Oyakhilome also founded a Christian-based television network, which broadcasts worldwide from Africa. Oyakhilome also hosts Higher Life conferences in Nigeria, Ghana, South Africa, the UK, the US, and Canada, and organised the Night of Bliss South Africa event at the FNB Stadium in Johannesburg. Oyakhilome also operates an International School of Ministry, which held one of its Ministers' Network Conferences in 2016 with 5,000 ministers in attendance from 145 countries, in Johannesburg, South Africa.

He runs an online prayer network using social media to send messages to Christians in several countries and operates a smartphone messenger called KingsChat. In 2015, Oyakhilome was given an honorary doctorate from Ambrose Alli University and Benson Idahosa University. In 2017, in partnership with Benny Hinn, he created the Christian cable channel LoveWorld USA.

==Personal life==
Chris Oyakhilome married Anita Ebhodaghe on 2 February 1991. They met as students at the university. Anita was also a pastor in Christ Embassy and was widely known as Pastor Anita. They later had two daughters.

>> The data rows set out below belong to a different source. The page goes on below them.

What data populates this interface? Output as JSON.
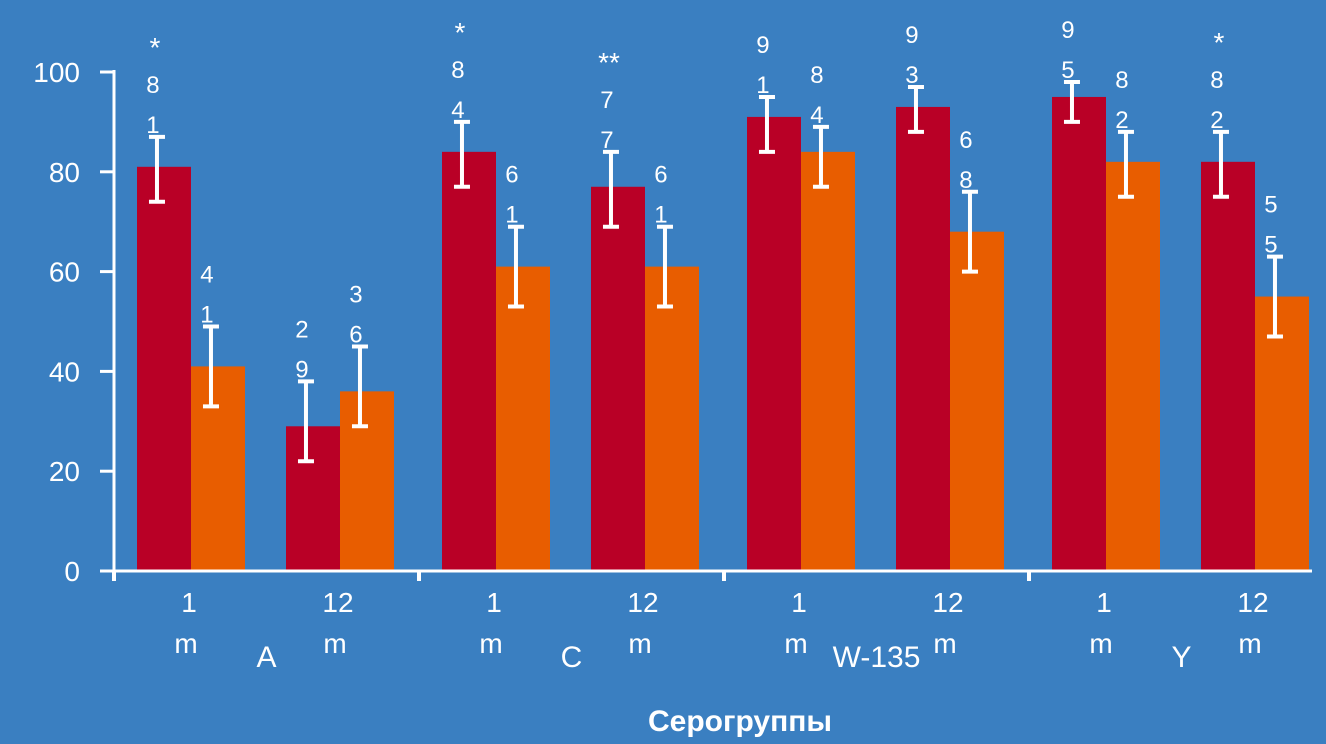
{
  "colors": {
    "background": "#3a7fc1",
    "series_1": "#b90026",
    "series_2": "#e85d00",
    "error_bars": "#ffffff",
    "text": "#ffffff"
  },
  "chart_data": {
    "type": "bar",
    "xlabel": "Серогруппы",
    "ylabel": "",
    "ylim": [
      0,
      100
    ],
    "yticks": [
      0,
      20,
      40,
      60,
      80,
      100
    ],
    "grid": false,
    "legend": "none",
    "groups": [
      {
        "label": "A",
        "subgroups": [
          {
            "label": "1 m",
            "values": [
              81,
              41
            ],
            "errors": [
              [
                74,
                87
              ],
              [
                33,
                49
              ]
            ],
            "labels": [
              "81",
              "41"
            ],
            "sig": [
              "*",
              ""
            ]
          },
          {
            "label": "12 m",
            "values": [
              29,
              36
            ],
            "errors": [
              [
                22,
                38
              ],
              [
                29,
                45
              ]
            ],
            "labels": [
              "29",
              "36"
            ],
            "sig": [
              "",
              ""
            ]
          }
        ]
      },
      {
        "label": "C",
        "subgroups": [
          {
            "label": "1 m",
            "values": [
              84,
              61
            ],
            "errors": [
              [
                77,
                90
              ],
              [
                53,
                69
              ]
            ],
            "labels": [
              "84",
              "61"
            ],
            "sig": [
              "*",
              ""
            ]
          },
          {
            "label": "12 m",
            "values": [
              77,
              61
            ],
            "errors": [
              [
                69,
                84
              ],
              [
                53,
                69
              ]
            ],
            "labels": [
              "77",
              "61"
            ],
            "sig": [
              "**",
              ""
            ]
          }
        ]
      },
      {
        "label": "W-135",
        "subgroups": [
          {
            "label": "1 m",
            "values": [
              91,
              84
            ],
            "errors": [
              [
                84,
                95
              ],
              [
                77,
                89
              ]
            ],
            "labels": [
              "91",
              "84"
            ],
            "sig": [
              "",
              ""
            ]
          },
          {
            "label": "12 m",
            "values": [
              93,
              68
            ],
            "errors": [
              [
                88,
                97
              ],
              [
                60,
                76
              ]
            ],
            "labels": [
              "93",
              "68"
            ],
            "sig": [
              "*",
              ""
            ]
          }
        ]
      },
      {
        "label": "Y",
        "subgroups": [
          {
            "label": "1 m",
            "values": [
              95,
              82
            ],
            "errors": [
              [
                90,
                98
              ],
              [
                75,
                88
              ]
            ],
            "labels": [
              "95",
              "82"
            ],
            "sig": [
              "*",
              ""
            ]
          },
          {
            "label": "12 m",
            "values": [
              82,
              55
            ],
            "errors": [
              [
                75,
                88
              ],
              [
                47,
                63
              ]
            ],
            "labels": [
              "82",
              "55"
            ],
            "sig": [
              "*",
              ""
            ]
          }
        ]
      }
    ]
  }
}
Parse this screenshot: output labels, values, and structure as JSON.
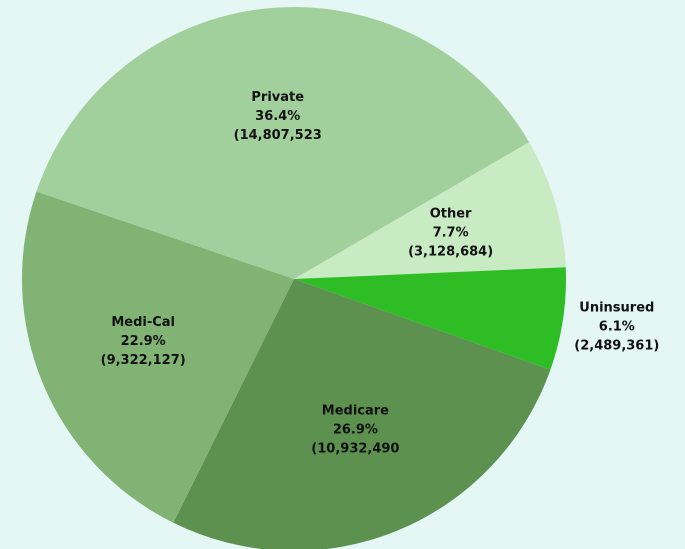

The couple filed for divorce on 9 April 2014. In an official release made by Pastor Anita's legal team, Attwaters Jameson Hill, the divorce was confirmed completed on 8 February 2016, stating, "Anita Oyakhilome would like to confirm that she is no longer involved in or part of Christ Embassy AKA Believers Loveworld Inc."

In 2011, Forbes estimated Oyakhilome's wealth as between $30 million and $50 million.

==Charitable work==
Oyakhilome operates the Inner City Mission Project, which works to assist orphaned and impoverished children in inner cities in several countries.

Other agencies supported by Chris Oyakhilome Foundation International (COFI) include the Volunteer Medical Corps, Trauma Care International Foundation, Future Africa Leaders Foundation, and the Bible for All Mission.

In an inquiry started in 2013, the UK Charity Commission found there was "serious misconduct and/or mismanagement" in the administration of the "Christ Embassy", a charity associated with Oyakhilome and his church's activities. An interim manager was appointed to review the activities and governance of the charity, leading to a report that "the board of trustees appears to be fragmented" and "appear to have little appreciation of their roles, duties and obligations as Trustees". The interim manager served until the appointment of a new board of trustees in 2016. Following the appointment of the new board of trustees, significant progress was made to address the governance and improve oversight and control of the charity.

== Honours ==
Honorary Doctorate in Divinity (DD) from Benson Idahosa University.

Honorary Doctorate Doctor of Science (DSc) Award, Ambrose Alli University (his alma mater).

In December 2023, he was named the Chancellor – Head of Government and Chairman Plenipotentiary of Weldios University.

==Controversies==

Oyakhilome has garnered attention for his advocacy of faith healing as a potential solution for HIV/AIDS.

Oyakhilome also supports YouTube-propagated conspiracy theories, including a video he posted linking the Corona Virus with the 5G mobile network rollout and a conspiracy of the "New World Order." He has preached against vaccines and has been accused of undermining efforts to eradicate serious infectious diseases. He has also spoken against vaccines for malaria.

In 2021, the UK broadcasting regulator Ofcom fined the LoveWorld television network £125,000. The regulator found that the network had aired potentially harmful claims about the COVID-19 pandemic, including the unsubstantiated theory that the virus was linked to the rollout of 5G technology.

== Writings ==
Oyakhilome has authored several Christian books. His most prominent work is the daily devotional Rhapsody of Realities, which is distributed globally by the church. He co-authored the text with his former wife, Anita, prior to their divorce.